> And yes, if you want the absolute best, Opus 4.8 exists. It also costs more per 20 minutes of heavy use than I paid for this entire GPU and adapter setup combined. But the gap is shockingly small.

I don't think this is a fair characterization of the situation. I use frontier models via API pre-paid tokens every single day, and I can barely rack up $100 per month. The fact that we figured out how to burn double this in 20 minutes is impressive, but I don't think it reflects the reality that many are experiencing right now. There are some exceptionally gluttonous approaches to harnessing LLMs that I think are serving as convenient straw men in these discussions.

Paying for the API will almost always be more economical than self-hosting equivalent infrastructure. I am not against self-hosting, but the article suggests a primarily economic motivation for this effort. If you are consuming fewer than 10^9 tokens per month, I really don't think it's worth your time to try and compete with the hyperscalars. Most of the money is to be found in the integration of this technology with existing businesses.

I use hosted providers myself, but I can churn through $100 worth of tokens in half a day even with cheap models like Deepseek easily. If someone's use is as light as yours, then sure - grab a subscription and you'll save far more. For higher use it will come down to how cheap your electricity is whether it is worth offloading at least some of it (for me it's not, FWIW)

Same, very surprised when people on HN are shocked by high token burn - it's really not hard if you've figured out how to use LLMs!

Could you share a bit about what you’re working on or what type of projects require that much usage? Is it hobby, production, revenue generating?

A mix. I have hobby projects that churn through that much when I don't need the tokens for others things. I also have projects for clients that easily consumes those levels. As well as a stealth-ish potential startup. Currently I'm at 4 different subscriptions + more than I'd like in spend via OpenRouter...

What multiplies it very quickly is when you start feeding them with test suites and "Ralph loops" that run until the test suites pass, or complex chains with lots of sub-agents being triggered.

If you're sitting there watching everything, it will be hard to burn all that much even if you're running multiple things in paralle.

I'm skeptical of letting agents run free like this. Even Opus makes decisions I don't always agree with. And I quickly lose my mental model of how the code is evolving.

I get more enjoyment and better results when the coding process is me and the agent working through a plan, at each step sparring over what to do next and how. Then I also catch the bad decisions before they manifest in the code.

Claude is something like $35 per million tokens. If I was using API pricing I could trivially spend $100 in a single hour long coding session, with /fast turned on in about 10 minutes.

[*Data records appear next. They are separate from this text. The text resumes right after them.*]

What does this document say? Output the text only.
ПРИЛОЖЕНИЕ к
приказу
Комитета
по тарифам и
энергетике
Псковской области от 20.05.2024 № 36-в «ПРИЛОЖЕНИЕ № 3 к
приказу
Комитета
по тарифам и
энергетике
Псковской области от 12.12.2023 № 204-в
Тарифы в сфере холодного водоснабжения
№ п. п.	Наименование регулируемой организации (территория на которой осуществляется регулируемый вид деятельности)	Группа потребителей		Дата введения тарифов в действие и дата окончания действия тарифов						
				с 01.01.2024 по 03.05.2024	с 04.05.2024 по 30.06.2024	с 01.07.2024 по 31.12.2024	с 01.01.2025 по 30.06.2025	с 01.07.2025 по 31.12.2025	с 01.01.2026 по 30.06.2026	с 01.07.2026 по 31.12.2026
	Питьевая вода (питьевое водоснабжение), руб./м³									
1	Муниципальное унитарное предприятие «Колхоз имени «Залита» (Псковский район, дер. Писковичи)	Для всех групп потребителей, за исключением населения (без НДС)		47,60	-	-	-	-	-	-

Not sure how you guys are using it.

Opus is normally $5 per mtok, no idea why anyone would use /fast if they were at all concerned about price. ($5 is still pricy though tbh)

Opus is $5 per mtok of input tokens, but $25 for output.

coding is the easy part of using claude

> I use frontier models via API pre-paid tokens every single day, and I can barely rack up $100 per month.

According to ccusage (https://github.com/ryoppippi/ccusage) if I didn’t have the 100 USD Max subscription, I’d have to pay Anthropic around 4173 USD for the month of May.

  Input     │ Output     │ Cache Create │ Cache Read    │ Total Tokens  │ Cost (USD)
  1,948,016 │ 19,435,081 │ 103,626,350  │ 6,244,194,278 │ 6,369,203,725 │ $4173.09
Edit: pulled the latest numbers, not using Fast mode at all, but still Opus for most tasks.

Nothing too egregious with my usage patterns, typically Claude Code just churning tasks in 1-2 projects at a time, sometimes while I’m asleep - and I hit around 60-80% of the weekly caps most of the time.

How do you orchestrate this? I’m on max and would love to be hitting my caps when I’m not actively working a project

In my case: the Claude Code desktop app makes having a bunch of parallel sessions easy, at least compared to when I had just a bunch of terminal windows open https://claude.com/download can also couple that with Remote Control https://code.claude.com/docs/en/remote-control

Previously I still had the issue of it occasionally stopping let's say after Stage 2/7 is done in some plan and asking me to continue, though I was asleep. The options there were either looping it (like RALPH loop), or more recently they also released their dynamic workflows alongside Opus 4.8: https://claude.com/blog/introducing-dynamic-workflows-in-cla... and now I just use that.

So essentially you come up with a plan and just ask it to create a dynamic workflow for you, and it's gonna go through everything step by step, sometimes parallelizing (as it normally would with sub-agents) as necessary. Can also use worktrees if needed.

Here's an example of the UI: https://imgur.com/a/4Gr3Z2T (note that I'm using DeepSeek there for a small local utility, with a tool I'm using for managing various providers with Claude Code, but works the same with subscription)

I looked at the stuff Cline was doing with their Kanban boards too, but in the end realized that I don't really need those (for now) and that Claude Code is enough.